Everything changed when Hubble used the Mount Wilson Observatory to study the Andromeda Nebula, proving that it was far beyond the Milky Way, making it an entirely separate galaxy. His findings showed that the universe was millions of times larger than previously believed, with billions of galaxies stretching across unfathomable distances.
This completely shattered previous estimates, forcing scientists to rethink everything they knew about space. Today, we estimate the universe is at least 93 billion light-years across—a staggering increase from Shapley’s original 100,000-light-year estimate.[9]
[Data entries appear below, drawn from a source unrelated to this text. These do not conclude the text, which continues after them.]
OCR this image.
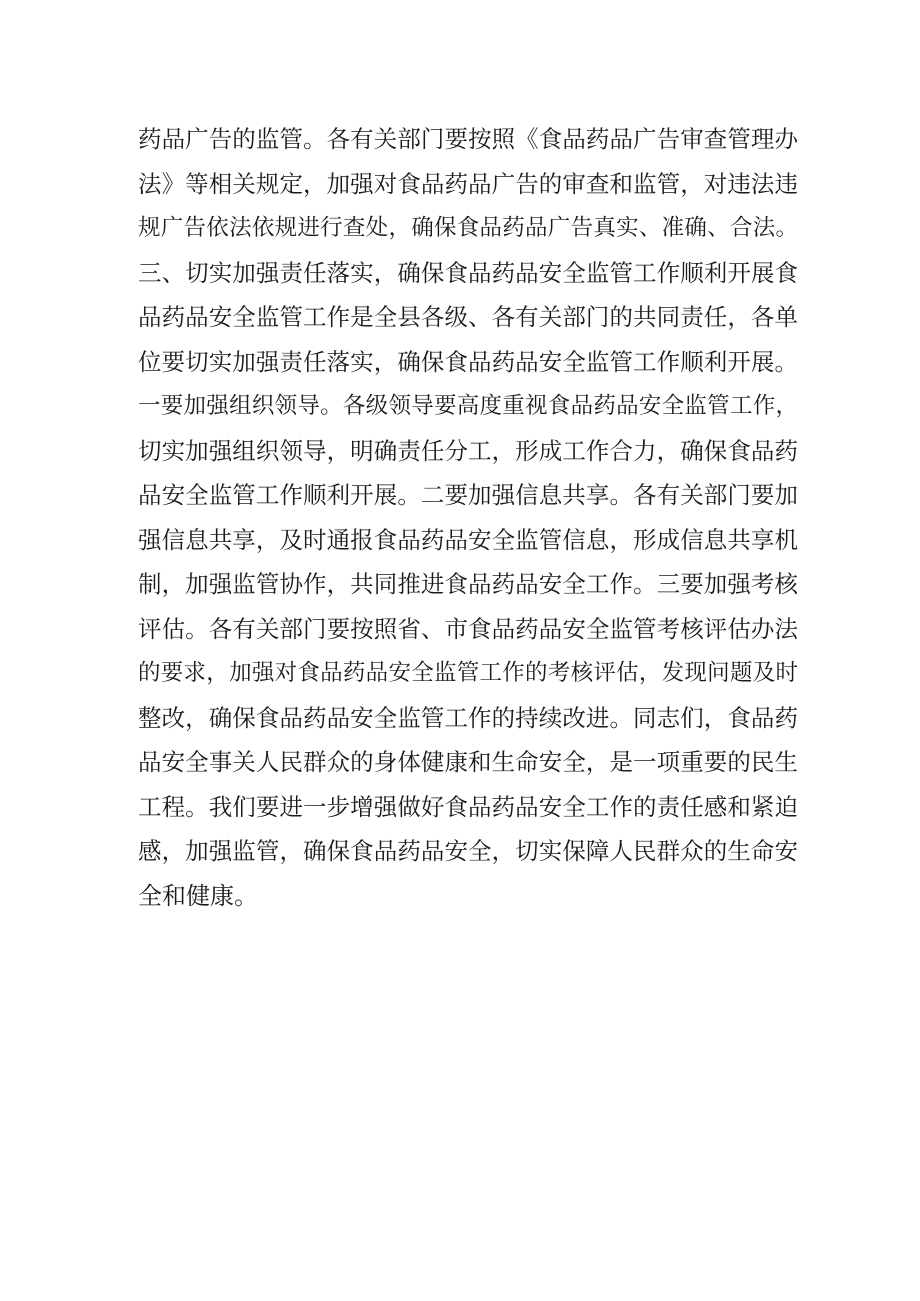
药品广告的监管。各有关部门要按照《食品药品广告审查管理办
法》等相关规定，加强对食品药品广告的审查和监管，对违法违
规广告依法依规进行查处，确保食品药品广告真实、准确、合法。
三、切实加强责任落实，确保食品药品安全监管工作顺利开展食
品药品安全监管工作是全县各级、各有关部门的共同责任，各单
位要切实加强责任落实，确保食品药品安全监管工作顺利开展。
一要加强组织领导。各级领导要高度重视食品药品安全监管工作，
切实加强组织领导，明确责任分工，形成工作合力，确保食品药
品安全监管工作顺利开展。二要加强信息共享。各有关部门要加
强信息共享，及时通报食品药品安全监管信息，形成信息共享机
制，加强监管协作，共同推进食品药品安全工作。三要加强考核
评估。各有关部门要按照省、市食品药品安全监管考核评估办法
的要求，加强对食品药品安全监管工作的考核评估，发现问题及时
整改，确保食品药品安全监管工作的持续改进。同志们，食品药
品安全事关人民群众的身体健康和生命安全，是一项重要的民生
工程。我们要进一步增强做好食品药品安全工作的责任感和紧迫
感，加强监管，确保食品药品安全，切实保障人民群众的生命安
全和健康。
1 The Human Genome Was Expected to Have Over 100,000 Genes
Before the Human Genome Project, geneticists estimated that humans had at least 100,000 genes coding for various proteins and bodily functions. This estimate was based on the assumption that a more complex organism must require significantly more genes than simpler life forms. Since bacteria had a few thousand genes, and fruit flies had around 14,000, scientists believed humans—being vastly more complex—must have six figures’ worth of genetic material to account for our intelligence and biological sophistication.
When the Human Genome Project was completed in 2003, researchers were stunned to find that humans only have about 20,000–25,000 genes—far fewer than anticipated. Not only do we have fewer genes than many expected, but we also have fewer genes than some simpler organisms, like certain plants and amphibians.
This shocking miscalculation forced scientists to rethink what truly makes humans unique, realizing that gene regulation, expression, and non-coding DNA play a much bigger role in biological complexity than the number of genes alone.[10]